Today, the day before your twelfth birthday, I was shopping at the grocery store for a few odds and ends, and I suddenly heard the screams of an unhappy toddler. I spotted his young mom; she was deploying all the old tricks to get her son to calm down. Nothing was working, even scooping him up and cuddling him close against her, all while she pushed the cart further past the cereals and canned goods. As she got closer to where I stood, considering chocolate chip options, we made eye contact. She grimaced and said, “I just can’t win.”
In that moment, seeing this young mom with her first child, barely hanging on during an interminable-though-as-fast-as-she-could-accomplish-it grocery trip, I felt transported back to when you were that tiny. And although it’s a cliche, I felt like it was just last week….
I remember shopping in Pathmark in Newark, pushing a cart full of food and just praying that you’d hold it together until I could check out and get you home. There were more than a few times that I wrapped up shopping while you squawked and screeched and screamed your way through the aisles.
The last few days leading up to your twelfth birthday I saw babies everywhere. At cafes, in parks, at the grocery store, in prams and carriers and held, in carseats and bouncy seats and bike seats. I spotted nursing babies and crying babies, toddling babies and grinning babies, babies in various states of meltdown and curiosity and delightfulness.

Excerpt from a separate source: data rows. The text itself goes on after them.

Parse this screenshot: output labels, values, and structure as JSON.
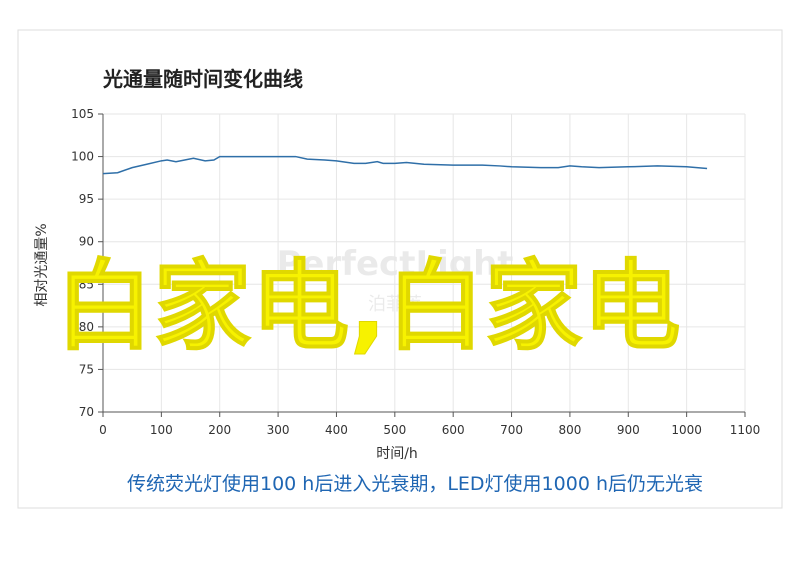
{
  "chart_data": {
    "type": "line",
    "title": "光通量随时间变化曲线",
    "x_label": "时间/h",
    "y_label": "相对光通量%",
    "caption": "传统荧光灯使用100 h后进入光衰期，LED灯使用1000 h后仍无光衰",
    "x": [
      0,
      25,
      50,
      75,
      100,
      110,
      125,
      140,
      155,
      175,
      190,
      200,
      250,
      300,
      330,
      350,
      380,
      400,
      430,
      450,
      470,
      480,
      500,
      520,
      550,
      600,
      650,
      680,
      700,
      750,
      780,
      800,
      820,
      850,
      900,
      950,
      1000,
      1035
    ],
    "series": [
      {
        "name": "LED",
        "color": "#2f6fa8",
        "values": [
          98,
          98.1,
          98.7,
          99.1,
          99.5,
          99.6,
          99.4,
          99.6,
          99.8,
          99.5,
          99.6,
          100,
          100,
          100,
          100,
          99.7,
          99.6,
          99.5,
          99.2,
          99.2,
          99.4,
          99.2,
          99.2,
          99.3,
          99.1,
          99,
          99,
          98.9,
          98.8,
          98.7,
          98.7,
          98.9,
          98.8,
          98.7,
          98.8,
          98.9,
          98.8,
          98.6
        ]
      }
    ],
    "xlim": [
      0,
      1100
    ],
    "xticks": [
      0,
      100,
      200,
      300,
      400,
      500,
      600,
      700,
      800,
      900,
      1000,
      1100
    ],
    "ylim": [
      70,
      105
    ],
    "yticks": [
      70,
      75,
      80,
      85,
      90,
      95,
      100,
      105
    ],
    "grid": true
  },
  "watermark": {
    "brand": "PerfectLight",
    "cn": "泊菲莱"
  },
  "overlay_text": "白家电,白家电"
}
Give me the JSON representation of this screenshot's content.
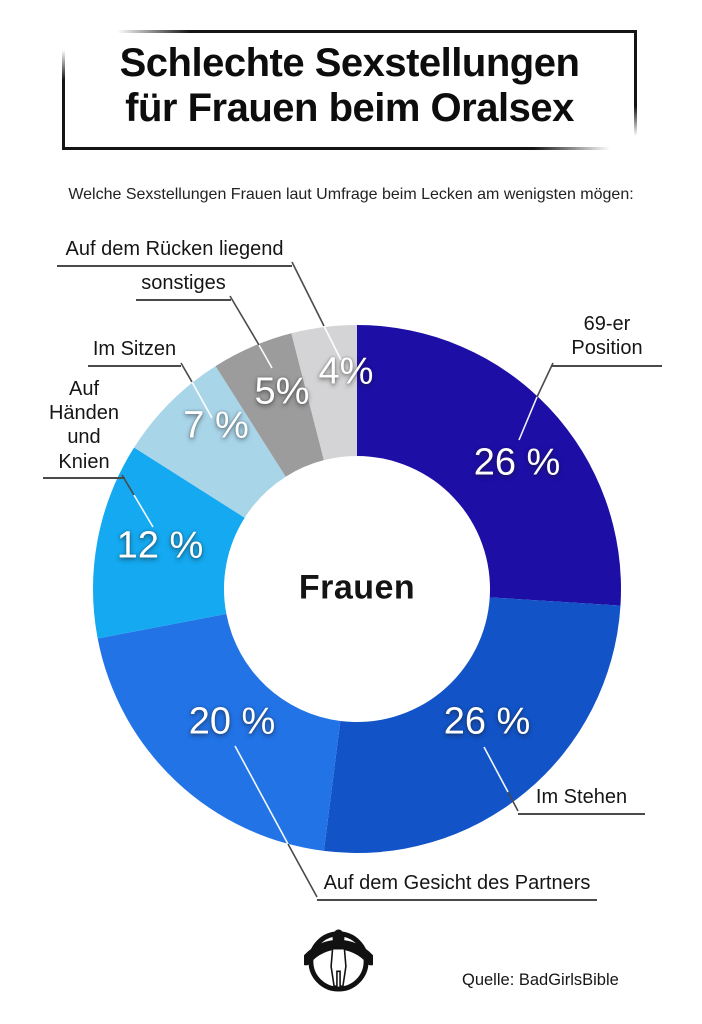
{
  "header": {
    "title_line1": "Schlechte Sexstellungen",
    "title_line2": "für Frauen beim Oralsex",
    "subtitle": "Welche Sexstellungen Frauen laut Umfrage beim Lecken am wenigsten mögen:"
  },
  "chart_data": {
    "type": "pie",
    "subtype": "donut",
    "center_label": "Frauen",
    "unit": "%",
    "start_angle_deg": 0,
    "direction": "clockwise",
    "inner_radius_ratio": 0.5,
    "segments": [
      {
        "label": "69-er Position",
        "value": 26,
        "value_label": "26 %",
        "color": "#1d0ea6"
      },
      {
        "label": "Im Stehen",
        "value": 26,
        "value_label": "26 %",
        "color": "#1253c7"
      },
      {
        "label": "Auf dem Gesicht des Partners",
        "value": 20,
        "value_label": "20 %",
        "color": "#2273e6"
      },
      {
        "label": "Auf Händen und Knien",
        "value": 12,
        "value_label": "12 %",
        "color": "#14a9f0"
      },
      {
        "label": "Im Sitzen",
        "value": 7,
        "value_label": "7 %",
        "color": "#a9d5e9"
      },
      {
        "label": "sonstiges",
        "value": 5,
        "value_label": "5%",
        "color": "#9c9c9c"
      },
      {
        "label": "Auf dem Rücken liegend",
        "value": 4,
        "value_label": "4%",
        "color": "#d4d4d6"
      }
    ]
  },
  "footer": {
    "source": "Quelle: BadGirlsBible",
    "logo_name": "figure-in-circle-logo"
  }
}
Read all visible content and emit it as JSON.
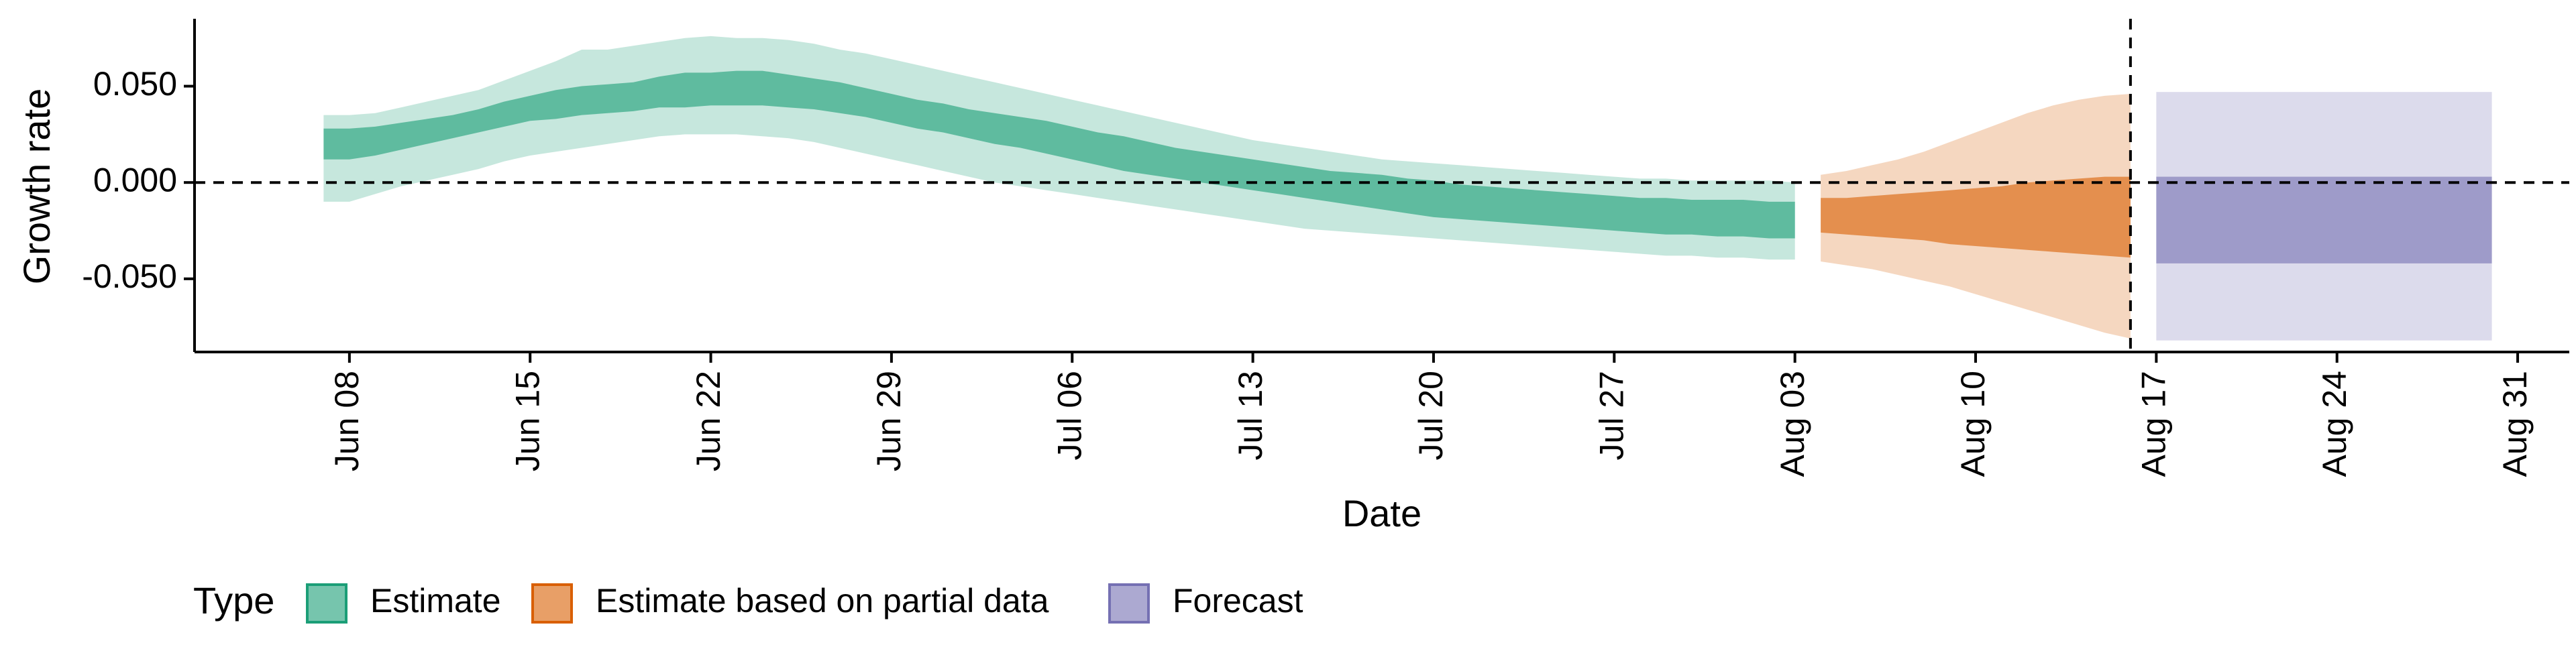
{
  "chart_data": {
    "type": "area",
    "title": "",
    "xlabel": "Date",
    "ylabel": "Growth rate",
    "x_start": "2020-06-07",
    "x_ticks": [
      {
        "date": "2020-06-08",
        "label": "Jun 08"
      },
      {
        "date": "2020-06-15",
        "label": "Jun 15"
      },
      {
        "date": "2020-06-22",
        "label": "Jun 22"
      },
      {
        "date": "2020-06-29",
        "label": "Jun 29"
      },
      {
        "date": "2020-07-06",
        "label": "Jul 06"
      },
      {
        "date": "2020-07-13",
        "label": "Jul 13"
      },
      {
        "date": "2020-07-20",
        "label": "Jul 20"
      },
      {
        "date": "2020-07-27",
        "label": "Jul 27"
      },
      {
        "date": "2020-08-03",
        "label": "Aug 03"
      },
      {
        "date": "2020-08-10",
        "label": "Aug 10"
      },
      {
        "date": "2020-08-17",
        "label": "Aug 17"
      },
      {
        "date": "2020-08-24",
        "label": "Aug 24"
      },
      {
        "date": "2020-08-31",
        "label": "Aug 31"
      }
    ],
    "xlim": [
      "2020-06-02",
      "2020-09-02"
    ],
    "y_ticks": [
      {
        "value": 0.05,
        "label": "0.050"
      },
      {
        "value": 0.0,
        "label": "0.000"
      },
      {
        "value": -0.05,
        "label": "-0.050"
      }
    ],
    "ylim": [
      -0.088,
      0.085
    ],
    "reference_lines": [
      {
        "axis": "y",
        "value": 0.0,
        "style": "dashed"
      },
      {
        "axis": "x",
        "value": "2020-08-16",
        "style": "dashed"
      }
    ],
    "legend": {
      "title": "Type",
      "position": "bottom-left"
    },
    "series": [
      {
        "name": "Estimate",
        "color": "#1B9E77",
        "start_date": "2020-06-07",
        "outer_upper": [
          0.035,
          0.035,
          0.036,
          0.039,
          0.042,
          0.045,
          0.048,
          0.053,
          0.058,
          0.063,
          0.069,
          0.069,
          0.071,
          0.073,
          0.075,
          0.076,
          0.075,
          0.075,
          0.074,
          0.072,
          0.069,
          0.067,
          0.064,
          0.061,
          0.058,
          0.055,
          0.052,
          0.049,
          0.046,
          0.043,
          0.04,
          0.037,
          0.034,
          0.031,
          0.028,
          0.025,
          0.022,
          0.02,
          0.018,
          0.016,
          0.014,
          0.012,
          0.011,
          0.01,
          0.009,
          0.008,
          0.007,
          0.006,
          0.005,
          0.004,
          0.003,
          0.002,
          0.002,
          0.001,
          0.001,
          0.001,
          0.001,
          0.0
        ],
        "inner_upper": [
          0.028,
          0.028,
          0.029,
          0.031,
          0.033,
          0.035,
          0.038,
          0.042,
          0.045,
          0.048,
          0.05,
          0.051,
          0.052,
          0.055,
          0.057,
          0.057,
          0.058,
          0.058,
          0.056,
          0.054,
          0.052,
          0.049,
          0.046,
          0.043,
          0.041,
          0.038,
          0.036,
          0.034,
          0.032,
          0.029,
          0.026,
          0.024,
          0.021,
          0.018,
          0.016,
          0.014,
          0.012,
          0.01,
          0.008,
          0.006,
          0.005,
          0.004,
          0.002,
          0.001,
          -0.001,
          -0.002,
          -0.003,
          -0.004,
          -0.005,
          -0.006,
          -0.007,
          -0.008,
          -0.008,
          -0.009,
          -0.009,
          -0.009,
          -0.01,
          -0.01
        ],
        "inner_lower": [
          0.012,
          0.012,
          0.014,
          0.017,
          0.02,
          0.023,
          0.026,
          0.029,
          0.032,
          0.033,
          0.035,
          0.036,
          0.037,
          0.039,
          0.039,
          0.04,
          0.04,
          0.04,
          0.039,
          0.038,
          0.036,
          0.034,
          0.031,
          0.028,
          0.026,
          0.023,
          0.02,
          0.018,
          0.015,
          0.012,
          0.009,
          0.006,
          0.004,
          0.002,
          0.0,
          -0.002,
          -0.004,
          -0.006,
          -0.008,
          -0.01,
          -0.012,
          -0.014,
          -0.016,
          -0.018,
          -0.019,
          -0.02,
          -0.021,
          -0.022,
          -0.023,
          -0.024,
          -0.025,
          -0.026,
          -0.027,
          -0.027,
          -0.028,
          -0.028,
          -0.029,
          -0.029
        ],
        "outer_lower": [
          -0.01,
          -0.01,
          -0.006,
          -0.002,
          0.001,
          0.004,
          0.007,
          0.011,
          0.014,
          0.016,
          0.018,
          0.02,
          0.022,
          0.024,
          0.025,
          0.025,
          0.025,
          0.024,
          0.023,
          0.021,
          0.018,
          0.015,
          0.012,
          0.009,
          0.006,
          0.003,
          0.0,
          -0.002,
          -0.004,
          -0.006,
          -0.008,
          -0.01,
          -0.012,
          -0.014,
          -0.016,
          -0.018,
          -0.02,
          -0.022,
          -0.024,
          -0.025,
          -0.026,
          -0.027,
          -0.028,
          -0.029,
          -0.03,
          -0.031,
          -0.032,
          -0.033,
          -0.034,
          -0.035,
          -0.036,
          -0.037,
          -0.038,
          -0.038,
          -0.039,
          -0.039,
          -0.04,
          -0.04
        ]
      },
      {
        "name": "Estimate based on partial data",
        "color": "#D95F02",
        "start_date": "2020-08-04",
        "outer_upper": [
          0.004,
          0.006,
          0.009,
          0.012,
          0.016,
          0.021,
          0.026,
          0.031,
          0.036,
          0.04,
          0.043,
          0.045,
          0.046
        ],
        "inner_upper": [
          -0.008,
          -0.008,
          -0.007,
          -0.006,
          -0.005,
          -0.004,
          -0.003,
          -0.002,
          0.0,
          0.001,
          0.002,
          0.003,
          0.003
        ],
        "inner_lower": [
          -0.026,
          -0.027,
          -0.028,
          -0.029,
          -0.03,
          -0.032,
          -0.033,
          -0.034,
          -0.035,
          -0.036,
          -0.037,
          -0.038,
          -0.039
        ],
        "outer_lower": [
          -0.041,
          -0.043,
          -0.045,
          -0.048,
          -0.051,
          -0.054,
          -0.058,
          -0.062,
          -0.066,
          -0.07,
          -0.074,
          -0.078,
          -0.081
        ]
      },
      {
        "name": "Forecast",
        "color": "#7570B3",
        "start_date": "2020-08-17",
        "end_date": "2020-08-30",
        "outer_upper": 0.047,
        "inner_upper": 0.003,
        "inner_lower": -0.042,
        "outer_lower": -0.082
      }
    ]
  }
}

When I see these random babies who I’ll probably never see again, I see you. I see your beautiful eyes as they are now, smaller but just as expressive, but in your baby face. I see your dark brown fuzzy hair, long before it was thick and long enough to give us both headaches. These babies are snapshots of the shortest, fastest (and slowest) days of my life, when nursing, changing diapers, kissing toes, doing endless laundry, singing silly songs, soothing midnight crying jags, and feeling amazing love for another tiny person filled my whole existence.

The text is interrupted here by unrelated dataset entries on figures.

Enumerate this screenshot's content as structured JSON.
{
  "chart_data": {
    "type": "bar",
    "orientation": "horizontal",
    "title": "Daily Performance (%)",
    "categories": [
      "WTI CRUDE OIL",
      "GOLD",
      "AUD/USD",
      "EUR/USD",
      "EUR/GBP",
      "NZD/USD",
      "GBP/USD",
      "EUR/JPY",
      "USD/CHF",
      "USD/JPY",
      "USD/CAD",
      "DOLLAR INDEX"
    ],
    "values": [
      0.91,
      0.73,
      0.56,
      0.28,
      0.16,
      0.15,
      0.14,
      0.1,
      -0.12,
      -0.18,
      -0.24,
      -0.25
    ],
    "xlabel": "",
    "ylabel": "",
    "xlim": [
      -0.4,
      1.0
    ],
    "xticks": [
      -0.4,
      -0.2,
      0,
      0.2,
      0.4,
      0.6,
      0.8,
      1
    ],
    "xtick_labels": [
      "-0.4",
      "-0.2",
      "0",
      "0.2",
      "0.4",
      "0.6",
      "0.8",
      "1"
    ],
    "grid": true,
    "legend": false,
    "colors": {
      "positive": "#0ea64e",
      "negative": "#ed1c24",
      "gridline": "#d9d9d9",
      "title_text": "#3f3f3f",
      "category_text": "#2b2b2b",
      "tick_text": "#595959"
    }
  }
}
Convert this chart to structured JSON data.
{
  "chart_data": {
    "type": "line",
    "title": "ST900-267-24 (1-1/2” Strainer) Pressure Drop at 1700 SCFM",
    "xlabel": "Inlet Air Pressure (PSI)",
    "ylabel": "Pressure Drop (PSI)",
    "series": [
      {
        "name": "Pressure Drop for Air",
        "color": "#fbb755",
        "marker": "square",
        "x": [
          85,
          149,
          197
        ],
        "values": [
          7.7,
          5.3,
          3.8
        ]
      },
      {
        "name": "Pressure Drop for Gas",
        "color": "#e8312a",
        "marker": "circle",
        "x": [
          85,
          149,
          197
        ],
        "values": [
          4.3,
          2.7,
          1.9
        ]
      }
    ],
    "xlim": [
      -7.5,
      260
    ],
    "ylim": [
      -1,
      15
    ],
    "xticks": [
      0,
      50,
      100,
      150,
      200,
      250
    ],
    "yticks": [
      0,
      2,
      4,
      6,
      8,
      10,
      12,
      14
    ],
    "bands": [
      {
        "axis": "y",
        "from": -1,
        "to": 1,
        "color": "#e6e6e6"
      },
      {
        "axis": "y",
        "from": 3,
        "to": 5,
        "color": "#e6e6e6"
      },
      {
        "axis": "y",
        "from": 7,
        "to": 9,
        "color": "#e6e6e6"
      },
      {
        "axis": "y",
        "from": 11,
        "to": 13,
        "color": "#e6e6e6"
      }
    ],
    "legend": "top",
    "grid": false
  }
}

Never have I felt prouder than I do at who you are, who you’re becoming. Your sincerity as a child has blossomed into a deep, abiding integrity. Your concern for others enriches our family and your friendships. And while I sometimes still wish you’d fall in line and go along with things more easily, your intelligent, creative approach to life is serving you well and I trust will continue to do so as you grow up even more.
Charlotte and Calvin both look up to you, and in the past year in New Zealand, you’ve totally stepped up and become a mature help to your dad and I. Not everyone may “get” your personality, but the people–teachers, friends, neighbors, family–who do “get” you adore you.
I admire so many things about you and feel incredibly thankful that you joined our family in 2004; it is truly a gift to get to walk alongside you as you continue to grow and learn and inhabit the world. Happy 12th birthday, my compassionate, vegetarian, tall, brilliant, socially-conscious, funny, and slightly irreverent Evelyn.